Every now and again when I have something on my mind, I like to talk about it in a commentary.

And today, well, it's really more of an invitation. Have you noticed that often when people asked how you are, they don't really want to know? Oh, sure, if you're getting married or something, or your kid graduates from medical school, they kind of want to know.

If you won the lottery, they really want to know. But short of that, maybe not so much. And that trip you just took, don't really want to hear about it. And your summer reading, if I'm not in your book club, don't bother. Can I just tell you, here at TELL ME MORE, we actually do want to know how you are and what you're up to. Why? Because you're our eyes and ears. Oh, sure, we've got that national and international network of crackerjack NPR correspondents. Love them.

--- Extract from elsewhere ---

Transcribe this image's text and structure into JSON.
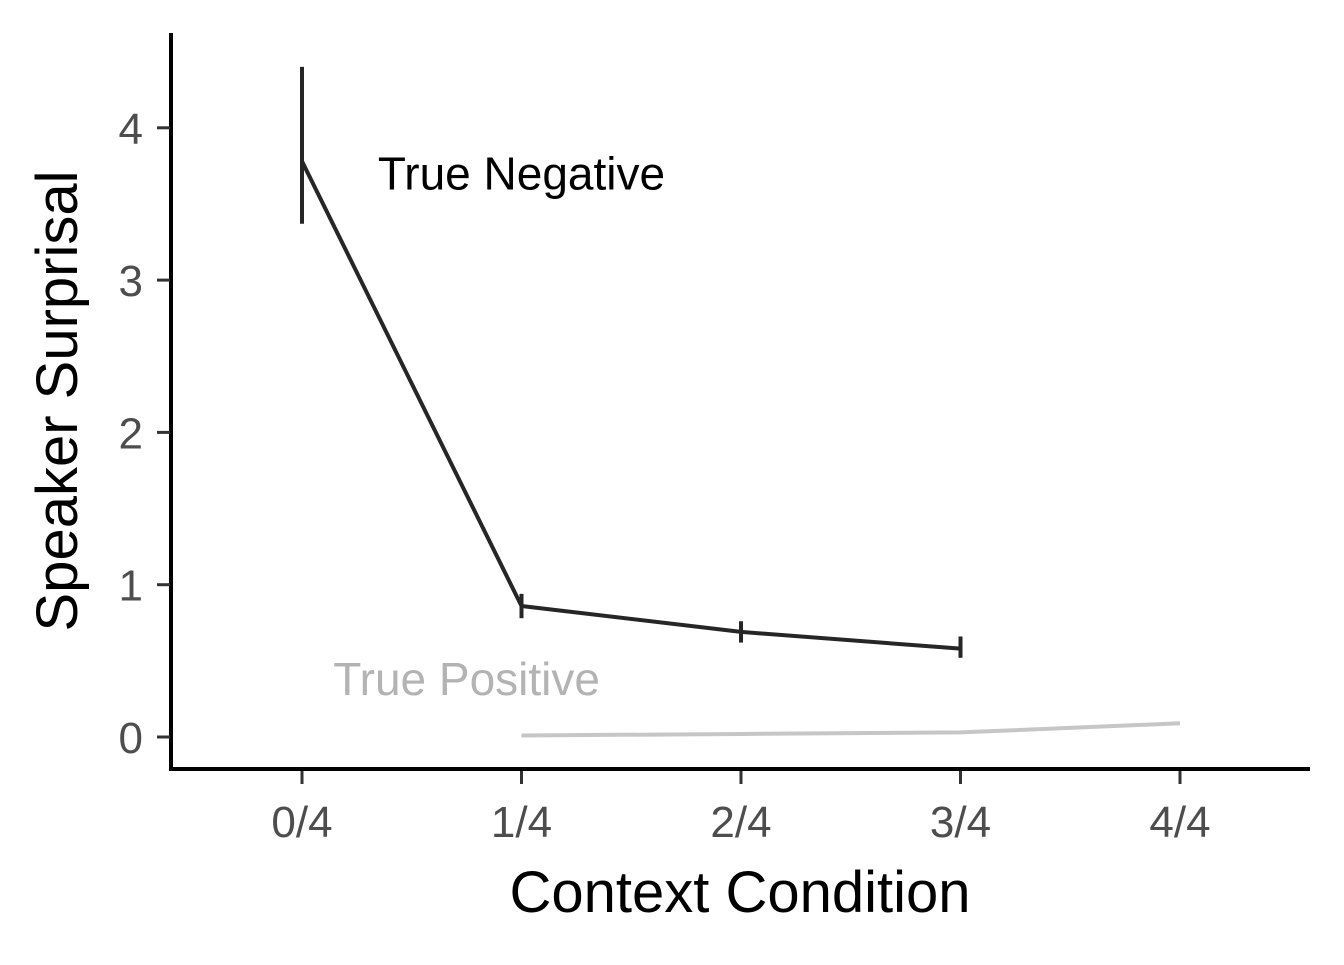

But let us know what's going on in the far corners of your house, your hood, your world. So that's why I'm issuing a special invitation to participate in three specific issues we're pursuing this summer.

The first will be familiar to those of you who've been following my blog. It's about getting your money straight. That's right, your money, your moolah, your dough. We're seeking listeners in three distinct categories who want to work with our financial guru, Alvin Hall.

The categories are: someone who wants to get debt under control, someone who wants to buy a first home, someone who wants to start a small business. We, along with Alvin, will select a group of finalists from our blog. And Alvin has agreed to work with the finalists all summer long.

Obviously, you'll be putting some of your business out in the street, so you have to be comfortable with that. But if you are, please write to us at npr.org/tellmemore and put Money Coach in the subject line.

The second thing we want to know is, have you had a travel experience that's changed your life? If so, we want to hear about it. This is a segment we call Postcards, and it's part of our commitment to covering international news. Yes, we have our seasoned foreign correspondents, our anchor buddies, reporters and hosts like me, stationed around the globe.

But travel isn't just for the people who get paid to do it. What did a recent travel experience mean to you? Did you learn something about yourself you never expected? We want to know. So drop us a postcard. If we select yours, we'll ask you to read it on the air. Again, it's npr.org/tellmemore, and put Postcard in the subject line.

Please, no more than a page or so. If it's too long, we will get out the red pen. And finally, speaking of reading, what are you reading these days? It's the slow, summer season - or almost - and we know many of you are breaking out the beach books. What's hot? We're particularly interested in books by any of the new African and Caribbean writers making the scene and those of you who have selected books with the tropics as a theme. Hot topics - get it? Hit us at npr.org/tellmemore and put Books in the subject line. So next time we ask you, what's up? Get out your keyboard, because we really mean it when we say TELL ME MORE.

(Soundbite of music)

MARTIN: That's our program for today. I'm Michel Martin, and this is TELL ME MORE from NPR News. Let's talk more tomorrow.